HBase To Hive
This project is for Transferring data from HBase table to different targets like HDFS file/ Hive table / another HBase Table.
HBase is the Hadoop database, a distributed, scalable, big data store. It is a NoSQL database and is useful for storing key value pairs and accessed by row keys.
Though below approaches can be followed to migrate data out of HBase, they come with some limitations as below:
- HBase provides utilities like copyTable and ‘Export snapshot’ for exporting data from HBase tables. However, the primary purpose of the utilities is to create backups or to duplicate a table data. For example, the utilities cannot be used to copy a HBase table into a Hive table.
- HBase table can be accessed from Hive. However, this requires HBase table to use only predefined column names and no dynamic column names
With this solution it is possible to migrate data including dynamic columns and JSON columns present in the HBase table.
Applicability of the solution:
The solution is useful to migrate some or all of a source HBase table data to a target. All columns or some columns (identified by pattern) in source schema can be considered for selection. The target can be a HDFS File or a Hive table or a HBase table.

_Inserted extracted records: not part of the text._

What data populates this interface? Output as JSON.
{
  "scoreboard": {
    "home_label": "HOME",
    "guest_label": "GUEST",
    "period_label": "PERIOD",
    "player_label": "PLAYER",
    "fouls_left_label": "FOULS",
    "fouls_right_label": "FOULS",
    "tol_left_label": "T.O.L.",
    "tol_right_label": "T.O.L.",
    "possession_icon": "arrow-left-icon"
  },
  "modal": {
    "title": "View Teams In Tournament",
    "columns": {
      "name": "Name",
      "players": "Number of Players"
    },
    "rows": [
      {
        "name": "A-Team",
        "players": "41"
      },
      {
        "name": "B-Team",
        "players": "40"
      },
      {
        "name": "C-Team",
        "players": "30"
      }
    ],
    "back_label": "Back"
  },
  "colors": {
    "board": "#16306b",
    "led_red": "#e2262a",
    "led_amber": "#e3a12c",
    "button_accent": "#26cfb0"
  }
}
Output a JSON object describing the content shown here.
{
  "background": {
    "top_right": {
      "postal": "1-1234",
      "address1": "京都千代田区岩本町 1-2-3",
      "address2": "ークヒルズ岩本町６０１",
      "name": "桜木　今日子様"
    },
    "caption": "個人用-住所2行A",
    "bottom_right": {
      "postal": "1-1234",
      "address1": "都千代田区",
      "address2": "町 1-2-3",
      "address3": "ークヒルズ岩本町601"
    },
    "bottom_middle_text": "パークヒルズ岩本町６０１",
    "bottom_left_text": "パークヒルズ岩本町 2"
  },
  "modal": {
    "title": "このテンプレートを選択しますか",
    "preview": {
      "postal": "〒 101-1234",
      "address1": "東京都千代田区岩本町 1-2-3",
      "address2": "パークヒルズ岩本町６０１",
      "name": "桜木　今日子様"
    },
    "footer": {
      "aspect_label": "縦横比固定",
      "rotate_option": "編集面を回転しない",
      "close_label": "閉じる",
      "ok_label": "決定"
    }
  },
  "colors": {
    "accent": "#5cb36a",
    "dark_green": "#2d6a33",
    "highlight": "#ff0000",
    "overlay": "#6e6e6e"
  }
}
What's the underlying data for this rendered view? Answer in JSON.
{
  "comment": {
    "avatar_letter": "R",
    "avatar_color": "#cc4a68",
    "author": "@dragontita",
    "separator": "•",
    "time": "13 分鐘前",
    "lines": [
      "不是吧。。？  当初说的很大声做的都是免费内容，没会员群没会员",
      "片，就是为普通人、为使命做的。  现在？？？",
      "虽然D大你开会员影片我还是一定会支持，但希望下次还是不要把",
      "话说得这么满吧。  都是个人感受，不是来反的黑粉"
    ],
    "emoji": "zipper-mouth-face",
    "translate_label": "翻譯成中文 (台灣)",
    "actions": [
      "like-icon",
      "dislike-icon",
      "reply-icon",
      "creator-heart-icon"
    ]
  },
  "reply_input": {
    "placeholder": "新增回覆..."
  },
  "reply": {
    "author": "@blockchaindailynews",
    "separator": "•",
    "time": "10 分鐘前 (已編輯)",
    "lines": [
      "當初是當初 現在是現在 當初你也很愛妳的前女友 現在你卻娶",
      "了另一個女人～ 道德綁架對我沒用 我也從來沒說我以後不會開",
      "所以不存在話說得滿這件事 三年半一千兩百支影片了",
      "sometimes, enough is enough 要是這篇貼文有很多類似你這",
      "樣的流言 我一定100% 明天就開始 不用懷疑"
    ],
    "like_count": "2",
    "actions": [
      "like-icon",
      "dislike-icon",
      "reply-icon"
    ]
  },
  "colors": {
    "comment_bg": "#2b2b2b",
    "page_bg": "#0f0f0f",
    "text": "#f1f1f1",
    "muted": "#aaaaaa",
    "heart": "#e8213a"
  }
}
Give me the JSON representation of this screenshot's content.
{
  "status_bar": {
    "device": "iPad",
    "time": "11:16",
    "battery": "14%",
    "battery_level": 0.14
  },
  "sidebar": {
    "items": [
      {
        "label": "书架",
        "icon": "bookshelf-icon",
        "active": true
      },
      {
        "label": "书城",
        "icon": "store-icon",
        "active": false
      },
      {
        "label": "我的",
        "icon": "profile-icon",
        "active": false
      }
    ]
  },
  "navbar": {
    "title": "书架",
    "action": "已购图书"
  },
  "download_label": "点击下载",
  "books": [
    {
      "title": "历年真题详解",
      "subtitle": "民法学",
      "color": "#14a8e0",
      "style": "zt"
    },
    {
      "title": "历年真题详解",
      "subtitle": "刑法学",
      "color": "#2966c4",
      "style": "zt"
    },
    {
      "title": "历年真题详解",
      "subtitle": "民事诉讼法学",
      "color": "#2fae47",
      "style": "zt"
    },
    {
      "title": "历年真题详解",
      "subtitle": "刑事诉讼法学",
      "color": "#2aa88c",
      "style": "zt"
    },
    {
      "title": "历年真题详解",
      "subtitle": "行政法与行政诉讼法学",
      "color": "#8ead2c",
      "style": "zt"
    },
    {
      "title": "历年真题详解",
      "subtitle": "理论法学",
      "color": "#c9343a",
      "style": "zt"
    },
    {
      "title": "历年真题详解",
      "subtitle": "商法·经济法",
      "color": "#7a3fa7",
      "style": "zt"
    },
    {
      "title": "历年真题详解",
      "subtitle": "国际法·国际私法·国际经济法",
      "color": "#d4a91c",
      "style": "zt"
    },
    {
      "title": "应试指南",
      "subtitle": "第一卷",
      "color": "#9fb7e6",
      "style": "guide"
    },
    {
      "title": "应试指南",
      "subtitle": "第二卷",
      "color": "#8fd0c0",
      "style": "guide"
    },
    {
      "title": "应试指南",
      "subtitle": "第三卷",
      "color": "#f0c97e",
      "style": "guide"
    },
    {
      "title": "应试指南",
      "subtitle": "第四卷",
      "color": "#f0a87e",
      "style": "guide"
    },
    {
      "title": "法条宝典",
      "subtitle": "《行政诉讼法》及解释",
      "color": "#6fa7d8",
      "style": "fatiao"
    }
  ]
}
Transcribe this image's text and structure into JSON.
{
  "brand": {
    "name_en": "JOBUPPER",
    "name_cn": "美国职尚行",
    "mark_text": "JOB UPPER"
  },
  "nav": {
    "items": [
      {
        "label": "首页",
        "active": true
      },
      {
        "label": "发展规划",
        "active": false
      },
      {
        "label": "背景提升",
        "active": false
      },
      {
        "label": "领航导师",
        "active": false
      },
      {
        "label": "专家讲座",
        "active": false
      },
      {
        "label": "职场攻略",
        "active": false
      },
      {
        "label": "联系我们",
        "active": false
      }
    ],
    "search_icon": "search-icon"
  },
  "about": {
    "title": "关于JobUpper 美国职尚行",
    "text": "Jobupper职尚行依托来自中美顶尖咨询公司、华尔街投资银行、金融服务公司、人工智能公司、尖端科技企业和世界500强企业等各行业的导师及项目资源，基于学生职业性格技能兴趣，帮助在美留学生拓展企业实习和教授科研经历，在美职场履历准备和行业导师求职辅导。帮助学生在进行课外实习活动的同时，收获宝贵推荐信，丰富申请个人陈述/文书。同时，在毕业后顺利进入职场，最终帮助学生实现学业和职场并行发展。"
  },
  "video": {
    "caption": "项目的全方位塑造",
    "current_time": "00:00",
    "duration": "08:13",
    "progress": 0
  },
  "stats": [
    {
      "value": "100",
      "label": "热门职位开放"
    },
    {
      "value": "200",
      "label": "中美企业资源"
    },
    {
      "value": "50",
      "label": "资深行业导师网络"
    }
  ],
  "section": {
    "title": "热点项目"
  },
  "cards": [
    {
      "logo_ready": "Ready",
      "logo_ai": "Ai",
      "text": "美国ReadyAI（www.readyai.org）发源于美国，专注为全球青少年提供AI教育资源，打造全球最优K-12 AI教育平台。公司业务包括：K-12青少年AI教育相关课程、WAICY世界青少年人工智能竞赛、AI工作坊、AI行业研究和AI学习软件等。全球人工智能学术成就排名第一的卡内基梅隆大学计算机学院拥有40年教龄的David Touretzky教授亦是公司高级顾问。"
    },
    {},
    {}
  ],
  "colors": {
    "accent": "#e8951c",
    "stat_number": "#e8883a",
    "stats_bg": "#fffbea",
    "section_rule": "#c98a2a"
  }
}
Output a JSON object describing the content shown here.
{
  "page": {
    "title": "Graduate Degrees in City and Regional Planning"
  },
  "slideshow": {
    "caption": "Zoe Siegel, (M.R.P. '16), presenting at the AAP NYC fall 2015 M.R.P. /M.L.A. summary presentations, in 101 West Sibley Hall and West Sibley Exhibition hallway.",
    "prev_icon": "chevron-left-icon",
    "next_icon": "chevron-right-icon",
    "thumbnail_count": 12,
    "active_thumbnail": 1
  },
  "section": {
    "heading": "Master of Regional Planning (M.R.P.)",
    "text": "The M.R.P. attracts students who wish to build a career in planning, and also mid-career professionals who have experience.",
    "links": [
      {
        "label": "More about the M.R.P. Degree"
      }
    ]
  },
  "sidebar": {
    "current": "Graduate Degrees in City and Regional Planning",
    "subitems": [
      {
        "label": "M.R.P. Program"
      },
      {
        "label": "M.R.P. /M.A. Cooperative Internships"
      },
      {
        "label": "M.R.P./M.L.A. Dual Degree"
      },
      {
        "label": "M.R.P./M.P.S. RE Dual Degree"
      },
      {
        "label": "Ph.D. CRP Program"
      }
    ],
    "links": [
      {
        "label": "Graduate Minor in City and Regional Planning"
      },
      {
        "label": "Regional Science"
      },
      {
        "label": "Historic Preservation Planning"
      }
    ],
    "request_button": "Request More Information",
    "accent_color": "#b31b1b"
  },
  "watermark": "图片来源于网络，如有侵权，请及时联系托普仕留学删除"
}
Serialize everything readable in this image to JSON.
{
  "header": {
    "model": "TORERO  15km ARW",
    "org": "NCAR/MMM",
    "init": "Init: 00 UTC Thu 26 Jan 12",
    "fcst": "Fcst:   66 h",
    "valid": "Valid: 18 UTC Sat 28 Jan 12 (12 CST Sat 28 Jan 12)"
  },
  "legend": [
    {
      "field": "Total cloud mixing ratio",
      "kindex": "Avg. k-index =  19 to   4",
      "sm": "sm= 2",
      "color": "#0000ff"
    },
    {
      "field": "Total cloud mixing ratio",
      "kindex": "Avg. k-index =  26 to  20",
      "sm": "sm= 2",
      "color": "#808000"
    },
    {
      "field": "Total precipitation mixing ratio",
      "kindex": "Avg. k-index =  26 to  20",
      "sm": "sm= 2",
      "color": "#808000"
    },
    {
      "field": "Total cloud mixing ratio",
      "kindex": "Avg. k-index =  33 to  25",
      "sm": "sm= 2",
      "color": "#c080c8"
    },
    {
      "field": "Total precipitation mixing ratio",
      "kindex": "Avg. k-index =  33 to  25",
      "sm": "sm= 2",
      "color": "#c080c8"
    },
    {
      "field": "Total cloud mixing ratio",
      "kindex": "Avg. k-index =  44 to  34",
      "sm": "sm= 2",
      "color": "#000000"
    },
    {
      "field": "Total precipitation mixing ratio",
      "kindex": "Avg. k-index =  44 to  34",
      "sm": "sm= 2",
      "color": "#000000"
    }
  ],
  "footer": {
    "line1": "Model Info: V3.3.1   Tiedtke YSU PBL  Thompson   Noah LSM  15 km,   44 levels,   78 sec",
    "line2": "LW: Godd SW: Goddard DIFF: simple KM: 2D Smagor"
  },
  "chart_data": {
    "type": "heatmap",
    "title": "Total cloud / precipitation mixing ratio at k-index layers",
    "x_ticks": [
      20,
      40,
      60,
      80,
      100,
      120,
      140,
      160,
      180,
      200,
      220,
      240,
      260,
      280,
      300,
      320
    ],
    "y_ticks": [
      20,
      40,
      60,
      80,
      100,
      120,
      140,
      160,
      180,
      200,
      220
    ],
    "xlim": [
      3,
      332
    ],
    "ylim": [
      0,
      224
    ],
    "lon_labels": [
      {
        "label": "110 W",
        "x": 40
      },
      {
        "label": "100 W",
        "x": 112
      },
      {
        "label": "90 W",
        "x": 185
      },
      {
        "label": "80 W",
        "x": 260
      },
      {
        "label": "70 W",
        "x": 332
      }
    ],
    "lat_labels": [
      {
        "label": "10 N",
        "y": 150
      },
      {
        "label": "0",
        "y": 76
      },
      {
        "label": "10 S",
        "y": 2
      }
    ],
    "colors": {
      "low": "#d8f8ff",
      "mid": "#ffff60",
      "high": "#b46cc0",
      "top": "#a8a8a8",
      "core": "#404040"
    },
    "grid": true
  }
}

Framework overcomes following limitations of the existing systems:
Migrating HBase data into targets like Hive, HDFS: The framework has target adapters defined for Hive, HDFS, HBase. These target adapters transform the data as per the target format and then write it into target. Framework provides Target Adapter as an interface. So it is possible to add your own target adapter for targets apart from the supported ones, by implementing this interface.
Support for tables having Dynamic Schema: The framework supports defining dynamic columns in source table schema and source table adapter interprets these dynamic columns and fetches them accordingly from the source HBase table.
Support for JSON columns: The Framework allows fetching Json fields as target columns. The framework has JSON adapter component. It parses the JSON read from source table and fetches the desired columns defined in the target schema. It’s a generic Json parser that supports all types of Json like json’s having list, nested Json, Json array etc.
Specifying filter conditions and select columns: The framework allows specifying filter conditions and select columns in JobConfig.xml file. Using this information framework fetches only the desired data from the source table. Filter conditions can be defined in same way as we define conditions in the where clause of SQL query using conditional operators (and/or), relational operators (<,>, = etc.). Filter conditions can be based on static columns, dynamic columns or even on row key components.
Support for Incremental Data Ingestion Framework supports incremental data ingestion from HBase tables. KEEP_DELETED_CELLS feature must be enabled for HBase tables to use this feature (Refer https://hbase.apache.org/book.html#cf.keep.deleted)
This project is licensed under Apache License version 2.0. This project depends upon other third party open source components which are not bundled with this project and they have their own license terms. Please refer LICENSE-THIRD-PARTY file for more information.